Carta a Hugo

Hugo, mi querido hijo,

Nos estamos haciendo mayores, tu y yo. Ya hemos recorrido un camino intenso y es mucho lo que nos queda por delante…

Quería decirte que me gustaría seguir creciendo contigo, espero poder estar a tu lado lo suficiente para que sigamos este camino lleno de descubrimientos tuyos y míos y ver cómo esta vida nos sigue sorprendiendo.

El día que naciste, aquel momento tan intenso, yo decía que ya no podía y tu ya estabas allí! Espero de verdad que siempre pueda abrirme a escucharte, a escuchar tus señales, ya que la comunicación no se hace solamente a base de palabras, sino de gestos, de actitudes.
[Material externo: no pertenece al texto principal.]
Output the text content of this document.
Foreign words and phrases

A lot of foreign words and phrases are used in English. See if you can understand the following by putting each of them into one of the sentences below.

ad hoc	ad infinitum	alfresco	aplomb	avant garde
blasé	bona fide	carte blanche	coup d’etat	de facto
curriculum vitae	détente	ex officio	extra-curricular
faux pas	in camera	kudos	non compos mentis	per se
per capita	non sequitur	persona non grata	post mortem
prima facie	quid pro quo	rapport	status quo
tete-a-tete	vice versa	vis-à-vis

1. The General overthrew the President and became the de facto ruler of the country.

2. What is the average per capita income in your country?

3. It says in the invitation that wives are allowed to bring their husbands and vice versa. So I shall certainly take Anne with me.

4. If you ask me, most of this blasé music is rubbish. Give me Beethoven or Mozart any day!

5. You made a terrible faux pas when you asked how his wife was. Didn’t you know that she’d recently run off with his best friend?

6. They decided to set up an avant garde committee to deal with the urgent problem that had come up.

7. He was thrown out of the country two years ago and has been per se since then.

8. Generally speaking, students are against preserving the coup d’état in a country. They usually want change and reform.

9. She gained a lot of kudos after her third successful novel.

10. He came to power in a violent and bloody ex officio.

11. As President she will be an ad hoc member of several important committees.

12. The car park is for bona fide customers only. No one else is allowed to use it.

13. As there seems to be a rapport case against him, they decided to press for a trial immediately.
Espero que pueda interpretar lo que me comunicas de verdad, que cuando me pidas ayuda para conectarte con tus sentimientos pueda separar de los míos… Espero no mezclar mis miedos y mi historia con tu capacidad de afrontar la tuya tu propia.

Espero también que mi protección no venga a agobiarte cuando necesitas conocer el mundo por ti mismo. Espero que si esto ocurre pueda darme cuenta, como ya ocurrió en algún momento. 

Espero que si me despisto, reconecte cuando pueda, sin culpabilizarme.

Espero no invadir tu espacio vital, espero estar contigo y sentir lo que eres de verdad y no lo que yo me imagine que puedas ser…

Ya tienes tres años y cuando miro hacia atrás me da mucha vida ver cuantos matices hemos vivido en un camino lleno montañas (a veces montañas rusas, porque ya sabes, tienes una madre muy emocional, para decirlo de alguna manera…); ríos (que delicia disfrutar tantos placeres contigo); oscuridad (porque ha habido momentos de miedo, preocupación, llantos, rabia, frustración…), con momentos de tormenta, momentos de risas y de tantas acrobacias por intentar llegar a todo, momentos de baile ¡cómo me encanta bailar contigo! Ver que estás muy cerca de los ritmos vitales.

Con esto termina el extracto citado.